I'm not sure it's useful to think of things as 'fantasy scene' or not. I'm not sure that that's how the narrative actually functions. I think it's was some kind of self-defense mechanism the fans created when they were presented with what appeared to be magic in EP2 and it wasn't meant to be how the Umineko story was to be viewed. It allowed the fans to incorrectly throw away entire scenes as 'not real' without thinking.

Maybe you're talking about how there's some kind of lie involved, right? But Umineko scenes that lie tends to still tell us something about the story or characters. Some of them, despite the magic, still retain the same beginning and ending as a non-magic explanation.


This need to be thought of in terms of what Beatrice-Yasu was trying to reveal in EP1 and 2; the sibling arguments, Krauss showing Natsuhi the gold. Of course, Rokkenjima Prime probably never happened in that way specifically, but she wrote those scenes as a reveal to us of the background. It definitely tells us what she thinks Krauss and the various siblings know.

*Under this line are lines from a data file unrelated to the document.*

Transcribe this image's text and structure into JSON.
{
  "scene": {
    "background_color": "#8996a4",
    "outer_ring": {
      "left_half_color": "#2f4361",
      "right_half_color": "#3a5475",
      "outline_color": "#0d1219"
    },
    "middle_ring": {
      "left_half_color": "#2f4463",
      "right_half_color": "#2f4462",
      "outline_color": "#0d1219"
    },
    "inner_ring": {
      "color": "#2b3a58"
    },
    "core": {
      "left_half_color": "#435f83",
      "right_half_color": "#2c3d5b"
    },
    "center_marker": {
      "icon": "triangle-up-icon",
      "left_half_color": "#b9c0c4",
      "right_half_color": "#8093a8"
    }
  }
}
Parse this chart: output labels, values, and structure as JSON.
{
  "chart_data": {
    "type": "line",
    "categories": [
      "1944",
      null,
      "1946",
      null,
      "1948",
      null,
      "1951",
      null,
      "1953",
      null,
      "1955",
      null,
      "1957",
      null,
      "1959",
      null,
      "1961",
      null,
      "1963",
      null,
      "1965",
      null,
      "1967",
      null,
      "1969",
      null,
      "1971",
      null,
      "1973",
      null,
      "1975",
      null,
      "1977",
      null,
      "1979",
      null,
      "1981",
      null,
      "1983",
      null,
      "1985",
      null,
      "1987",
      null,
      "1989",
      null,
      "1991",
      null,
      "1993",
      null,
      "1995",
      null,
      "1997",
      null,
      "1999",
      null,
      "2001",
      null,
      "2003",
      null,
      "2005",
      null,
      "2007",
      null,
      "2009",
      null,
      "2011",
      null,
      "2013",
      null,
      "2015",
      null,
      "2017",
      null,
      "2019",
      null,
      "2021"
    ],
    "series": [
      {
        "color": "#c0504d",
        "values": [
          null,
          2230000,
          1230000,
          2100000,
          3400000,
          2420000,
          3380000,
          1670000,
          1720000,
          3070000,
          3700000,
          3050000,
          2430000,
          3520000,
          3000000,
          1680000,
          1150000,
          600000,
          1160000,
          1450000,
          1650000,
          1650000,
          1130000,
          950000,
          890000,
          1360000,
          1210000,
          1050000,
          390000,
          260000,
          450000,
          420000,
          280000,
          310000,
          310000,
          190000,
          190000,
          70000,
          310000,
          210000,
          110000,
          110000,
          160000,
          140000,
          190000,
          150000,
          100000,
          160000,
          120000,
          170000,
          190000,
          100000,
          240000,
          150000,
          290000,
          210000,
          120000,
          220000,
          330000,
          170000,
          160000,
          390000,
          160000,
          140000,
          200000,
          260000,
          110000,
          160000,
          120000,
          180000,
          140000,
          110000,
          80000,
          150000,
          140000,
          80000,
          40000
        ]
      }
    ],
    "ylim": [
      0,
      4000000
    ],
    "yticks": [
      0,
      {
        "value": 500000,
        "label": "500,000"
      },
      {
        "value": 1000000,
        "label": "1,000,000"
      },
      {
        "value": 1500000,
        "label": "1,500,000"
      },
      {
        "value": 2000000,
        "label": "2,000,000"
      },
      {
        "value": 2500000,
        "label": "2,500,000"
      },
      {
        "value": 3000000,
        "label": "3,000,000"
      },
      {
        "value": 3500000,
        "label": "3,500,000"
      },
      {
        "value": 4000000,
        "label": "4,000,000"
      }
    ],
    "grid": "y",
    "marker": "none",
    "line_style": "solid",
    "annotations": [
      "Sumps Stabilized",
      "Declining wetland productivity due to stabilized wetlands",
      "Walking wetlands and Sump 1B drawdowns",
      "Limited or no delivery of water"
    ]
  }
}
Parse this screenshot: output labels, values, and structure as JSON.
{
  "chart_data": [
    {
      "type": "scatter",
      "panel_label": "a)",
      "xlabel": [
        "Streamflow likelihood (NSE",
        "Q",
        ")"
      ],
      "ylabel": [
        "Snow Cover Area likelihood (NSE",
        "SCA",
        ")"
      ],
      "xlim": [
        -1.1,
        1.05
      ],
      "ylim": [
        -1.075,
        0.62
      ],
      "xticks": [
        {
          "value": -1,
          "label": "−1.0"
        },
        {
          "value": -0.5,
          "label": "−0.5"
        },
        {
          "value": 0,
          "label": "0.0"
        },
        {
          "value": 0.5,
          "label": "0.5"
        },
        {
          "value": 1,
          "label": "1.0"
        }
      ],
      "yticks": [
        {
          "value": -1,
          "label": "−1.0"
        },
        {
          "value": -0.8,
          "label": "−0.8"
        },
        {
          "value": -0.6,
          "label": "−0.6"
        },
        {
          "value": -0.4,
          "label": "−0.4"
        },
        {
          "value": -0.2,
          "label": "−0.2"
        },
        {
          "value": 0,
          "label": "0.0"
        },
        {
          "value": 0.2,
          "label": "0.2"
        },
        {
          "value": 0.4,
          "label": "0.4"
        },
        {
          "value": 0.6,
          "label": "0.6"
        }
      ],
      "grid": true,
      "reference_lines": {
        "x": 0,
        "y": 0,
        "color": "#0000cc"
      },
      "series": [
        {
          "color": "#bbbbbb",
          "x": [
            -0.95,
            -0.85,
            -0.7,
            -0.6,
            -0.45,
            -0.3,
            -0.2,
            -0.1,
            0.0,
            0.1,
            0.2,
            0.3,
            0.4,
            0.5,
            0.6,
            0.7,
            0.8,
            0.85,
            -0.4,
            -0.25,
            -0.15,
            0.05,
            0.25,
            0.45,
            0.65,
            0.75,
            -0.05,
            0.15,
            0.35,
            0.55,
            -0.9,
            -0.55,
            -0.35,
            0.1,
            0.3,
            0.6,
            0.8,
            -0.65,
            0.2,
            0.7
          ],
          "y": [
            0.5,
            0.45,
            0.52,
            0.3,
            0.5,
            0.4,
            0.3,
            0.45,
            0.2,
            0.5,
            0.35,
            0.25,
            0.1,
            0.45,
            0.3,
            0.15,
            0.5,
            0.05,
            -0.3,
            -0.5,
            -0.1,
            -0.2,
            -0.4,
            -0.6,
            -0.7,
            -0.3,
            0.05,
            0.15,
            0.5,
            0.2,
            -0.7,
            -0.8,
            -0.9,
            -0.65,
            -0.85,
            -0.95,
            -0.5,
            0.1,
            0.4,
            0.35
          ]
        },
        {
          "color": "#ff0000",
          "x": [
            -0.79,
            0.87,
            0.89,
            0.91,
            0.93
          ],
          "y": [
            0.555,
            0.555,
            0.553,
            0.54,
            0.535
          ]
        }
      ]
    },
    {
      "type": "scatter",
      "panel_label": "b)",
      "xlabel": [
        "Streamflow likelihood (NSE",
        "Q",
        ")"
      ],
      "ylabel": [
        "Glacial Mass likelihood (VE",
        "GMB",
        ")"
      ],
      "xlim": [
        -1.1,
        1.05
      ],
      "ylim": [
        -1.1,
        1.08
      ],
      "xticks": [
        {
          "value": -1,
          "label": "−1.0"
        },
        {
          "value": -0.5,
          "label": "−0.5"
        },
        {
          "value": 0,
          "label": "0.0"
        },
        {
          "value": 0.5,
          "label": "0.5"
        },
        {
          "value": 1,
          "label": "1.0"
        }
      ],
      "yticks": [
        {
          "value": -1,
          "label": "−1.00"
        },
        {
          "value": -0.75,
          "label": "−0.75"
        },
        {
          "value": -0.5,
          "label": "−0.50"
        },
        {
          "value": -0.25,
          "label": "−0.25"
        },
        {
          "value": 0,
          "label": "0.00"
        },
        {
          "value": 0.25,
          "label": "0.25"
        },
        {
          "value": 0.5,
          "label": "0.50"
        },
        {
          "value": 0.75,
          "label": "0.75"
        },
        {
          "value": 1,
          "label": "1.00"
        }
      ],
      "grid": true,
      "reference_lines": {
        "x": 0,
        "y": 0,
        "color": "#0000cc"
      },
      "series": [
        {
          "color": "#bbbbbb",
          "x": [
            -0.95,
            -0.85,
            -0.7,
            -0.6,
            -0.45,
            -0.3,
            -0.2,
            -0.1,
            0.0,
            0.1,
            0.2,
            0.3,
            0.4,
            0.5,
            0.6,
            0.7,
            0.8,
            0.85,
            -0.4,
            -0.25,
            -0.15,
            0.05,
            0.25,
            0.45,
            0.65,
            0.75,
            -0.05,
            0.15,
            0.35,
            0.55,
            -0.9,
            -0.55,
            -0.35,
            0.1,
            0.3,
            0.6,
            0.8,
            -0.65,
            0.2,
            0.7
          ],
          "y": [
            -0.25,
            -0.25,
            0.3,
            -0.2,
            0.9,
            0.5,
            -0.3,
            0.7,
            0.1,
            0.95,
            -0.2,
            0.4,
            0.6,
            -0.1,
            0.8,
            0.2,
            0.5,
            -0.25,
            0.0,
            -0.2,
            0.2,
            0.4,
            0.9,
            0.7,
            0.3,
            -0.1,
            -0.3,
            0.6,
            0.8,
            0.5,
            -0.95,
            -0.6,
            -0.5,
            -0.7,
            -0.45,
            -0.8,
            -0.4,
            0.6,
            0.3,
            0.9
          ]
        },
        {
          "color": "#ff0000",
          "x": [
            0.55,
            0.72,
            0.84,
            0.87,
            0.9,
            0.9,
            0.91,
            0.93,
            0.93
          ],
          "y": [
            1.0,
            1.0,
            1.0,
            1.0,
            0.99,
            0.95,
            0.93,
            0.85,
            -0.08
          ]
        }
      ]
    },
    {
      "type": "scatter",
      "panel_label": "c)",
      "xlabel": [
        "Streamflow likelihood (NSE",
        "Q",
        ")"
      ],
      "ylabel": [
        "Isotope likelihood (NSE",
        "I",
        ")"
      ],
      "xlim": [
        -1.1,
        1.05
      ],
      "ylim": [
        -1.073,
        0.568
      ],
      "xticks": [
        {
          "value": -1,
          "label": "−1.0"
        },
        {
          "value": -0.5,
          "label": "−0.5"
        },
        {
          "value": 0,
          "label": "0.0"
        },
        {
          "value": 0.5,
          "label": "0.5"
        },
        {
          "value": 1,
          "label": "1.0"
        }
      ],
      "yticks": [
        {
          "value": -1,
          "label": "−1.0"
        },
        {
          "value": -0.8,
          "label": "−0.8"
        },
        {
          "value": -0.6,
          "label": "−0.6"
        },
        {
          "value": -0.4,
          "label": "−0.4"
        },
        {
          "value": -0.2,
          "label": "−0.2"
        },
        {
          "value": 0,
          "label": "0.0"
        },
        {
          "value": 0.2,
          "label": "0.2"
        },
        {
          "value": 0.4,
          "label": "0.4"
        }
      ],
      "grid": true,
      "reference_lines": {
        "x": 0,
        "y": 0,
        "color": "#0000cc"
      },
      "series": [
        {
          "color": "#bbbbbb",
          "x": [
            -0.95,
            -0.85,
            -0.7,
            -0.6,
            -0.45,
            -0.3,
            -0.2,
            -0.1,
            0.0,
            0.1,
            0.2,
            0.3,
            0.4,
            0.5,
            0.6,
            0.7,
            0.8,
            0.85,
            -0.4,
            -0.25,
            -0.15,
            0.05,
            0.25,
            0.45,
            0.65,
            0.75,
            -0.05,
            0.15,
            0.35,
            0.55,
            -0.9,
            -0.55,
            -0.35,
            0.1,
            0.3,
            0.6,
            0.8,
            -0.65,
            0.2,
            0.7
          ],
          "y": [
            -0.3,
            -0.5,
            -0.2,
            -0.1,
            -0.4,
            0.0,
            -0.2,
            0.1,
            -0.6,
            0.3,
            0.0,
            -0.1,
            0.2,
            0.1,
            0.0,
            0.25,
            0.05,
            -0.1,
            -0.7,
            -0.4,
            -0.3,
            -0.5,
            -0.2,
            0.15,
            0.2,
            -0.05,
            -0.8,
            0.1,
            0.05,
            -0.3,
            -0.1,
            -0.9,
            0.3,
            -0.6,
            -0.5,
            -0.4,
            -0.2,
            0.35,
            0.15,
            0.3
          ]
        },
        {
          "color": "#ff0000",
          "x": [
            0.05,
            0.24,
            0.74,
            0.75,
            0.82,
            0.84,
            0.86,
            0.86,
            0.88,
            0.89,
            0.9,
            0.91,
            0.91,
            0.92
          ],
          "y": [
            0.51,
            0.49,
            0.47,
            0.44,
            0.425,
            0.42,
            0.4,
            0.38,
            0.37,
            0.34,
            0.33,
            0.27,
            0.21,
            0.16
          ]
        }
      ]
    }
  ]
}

I mean, there's no particular magic in these scenes and if we dismiss them arbitrarily... well... what's to prevent dismissal of some, most or all of the other scenes without magic in them, leaving us with a totally swiss-cheesed story? (If we dismiss the magic scenes too, then we'd basically have an empty book.)


By the way, I want to point out that these siblings are Beatrice's characters. I would doubt that she actually knew all the siblings to such a high degree and possibly took liberties with their characters. For example, Kyrie could have been a total airhead who liked to wear summer dresses and not think too much about things! Ok, maybe not. But Tooya-Battler's writing of a Happy-Happy Kinzo in EP8, I think, drives home this point; that the people themselves could've been different than they were portrayed in the media. The flip side to this is that the characters (and not the Prime versions) are fully under the control of the authors. What they know and think need to be expressed by the authors.